Viliam comments on Contra Nora Belrose on Orthogonality Thesis Being Trivial

Viliam 9 Oct 2023 9:11 UTC
2 points
0
I think there are two parts that together make one important point.
The first part is that an intelligence can have any goal (a.k.a. the orthogonality thesis).
Second part is that most arbitrarily selected goals are bad. (Not “bad from the selfish short-sighted perspective of the puny human, but good from the viewpoint of a superior intellect”, but bad in the similar sense how rearranging the atoms in your body randomly could hypothetically cure your cancer, but almost certainly will kill you instead.)
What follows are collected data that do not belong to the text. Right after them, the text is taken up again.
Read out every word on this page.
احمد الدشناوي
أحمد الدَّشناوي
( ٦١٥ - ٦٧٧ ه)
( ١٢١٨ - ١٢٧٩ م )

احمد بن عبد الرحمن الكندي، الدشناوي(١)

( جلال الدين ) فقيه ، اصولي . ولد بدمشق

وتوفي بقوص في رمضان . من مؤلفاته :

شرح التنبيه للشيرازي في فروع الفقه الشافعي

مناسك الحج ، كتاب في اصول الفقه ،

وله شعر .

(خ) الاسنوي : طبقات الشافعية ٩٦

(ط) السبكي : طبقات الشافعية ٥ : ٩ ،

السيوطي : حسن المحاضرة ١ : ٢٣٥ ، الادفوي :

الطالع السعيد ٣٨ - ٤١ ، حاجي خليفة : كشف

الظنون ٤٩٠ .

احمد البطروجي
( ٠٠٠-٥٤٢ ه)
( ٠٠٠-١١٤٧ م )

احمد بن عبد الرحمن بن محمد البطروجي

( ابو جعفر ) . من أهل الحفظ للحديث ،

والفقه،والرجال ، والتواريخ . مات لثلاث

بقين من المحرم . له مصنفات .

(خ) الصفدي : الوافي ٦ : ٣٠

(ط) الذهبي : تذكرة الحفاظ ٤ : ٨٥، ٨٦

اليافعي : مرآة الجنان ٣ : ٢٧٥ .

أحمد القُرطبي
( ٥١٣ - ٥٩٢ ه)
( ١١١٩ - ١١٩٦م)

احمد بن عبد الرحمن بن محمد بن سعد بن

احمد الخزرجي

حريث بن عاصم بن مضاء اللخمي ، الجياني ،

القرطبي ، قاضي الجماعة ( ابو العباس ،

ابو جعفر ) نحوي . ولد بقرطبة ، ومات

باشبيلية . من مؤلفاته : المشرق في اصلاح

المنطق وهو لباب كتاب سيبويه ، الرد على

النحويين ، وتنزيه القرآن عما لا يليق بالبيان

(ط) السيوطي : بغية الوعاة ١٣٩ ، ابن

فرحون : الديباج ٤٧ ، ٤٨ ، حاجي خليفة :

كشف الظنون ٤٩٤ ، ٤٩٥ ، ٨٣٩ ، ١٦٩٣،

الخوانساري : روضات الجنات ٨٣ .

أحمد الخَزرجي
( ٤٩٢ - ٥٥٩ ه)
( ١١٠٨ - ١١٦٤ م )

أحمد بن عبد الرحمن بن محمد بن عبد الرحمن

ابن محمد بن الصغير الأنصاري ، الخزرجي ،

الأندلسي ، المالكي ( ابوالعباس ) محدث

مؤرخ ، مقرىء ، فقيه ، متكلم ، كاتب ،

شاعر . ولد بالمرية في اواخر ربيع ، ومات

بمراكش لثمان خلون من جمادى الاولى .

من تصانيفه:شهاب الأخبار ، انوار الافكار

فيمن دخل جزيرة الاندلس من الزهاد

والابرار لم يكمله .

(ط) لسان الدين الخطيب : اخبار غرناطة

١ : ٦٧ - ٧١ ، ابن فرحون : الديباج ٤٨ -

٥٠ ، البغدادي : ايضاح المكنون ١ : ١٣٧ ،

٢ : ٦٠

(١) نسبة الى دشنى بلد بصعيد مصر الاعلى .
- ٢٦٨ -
The point is, as a first approximation, “don’t build a super-intelligence with random goals, expecting that as it gets smart enough it will spontaneously converge towards good”.
If you have a way to reliably specify good goals, then you obviously don’t have to worry about orthogonality thesis. As far as know, this is not the case we have now.
*
I wrote this before seeing the actual tweets. Now that I saw them, it seems to me that Yudkowsky basically agrees with my interpretation of him, which is based on things he wrote a decade ago, so at least the accusation about “rewriting history” is false.
(The part about “trivial, false, or unintelligible”, uhm, seems like it could just as well be made about e.g. natural selection. “What survives, survives” is trivial, if you don’t also consider mutations. So do we have a motte and bailey of natural selection, where the motte just assumes selection without discussing the mechanism of mutations, and the bailey that includes the mutations? Does this constitute a valid argument against evolution?)
- tailcalled 9 Oct 2023 10:09 UTC
  2 points
  0
  Parent
  I agree these two things together make an important point, but I think the orthogonality thesis by itself also makes an important point as it disproves E. Yudkowsky’s style of argument in the doc I linked to in the OP.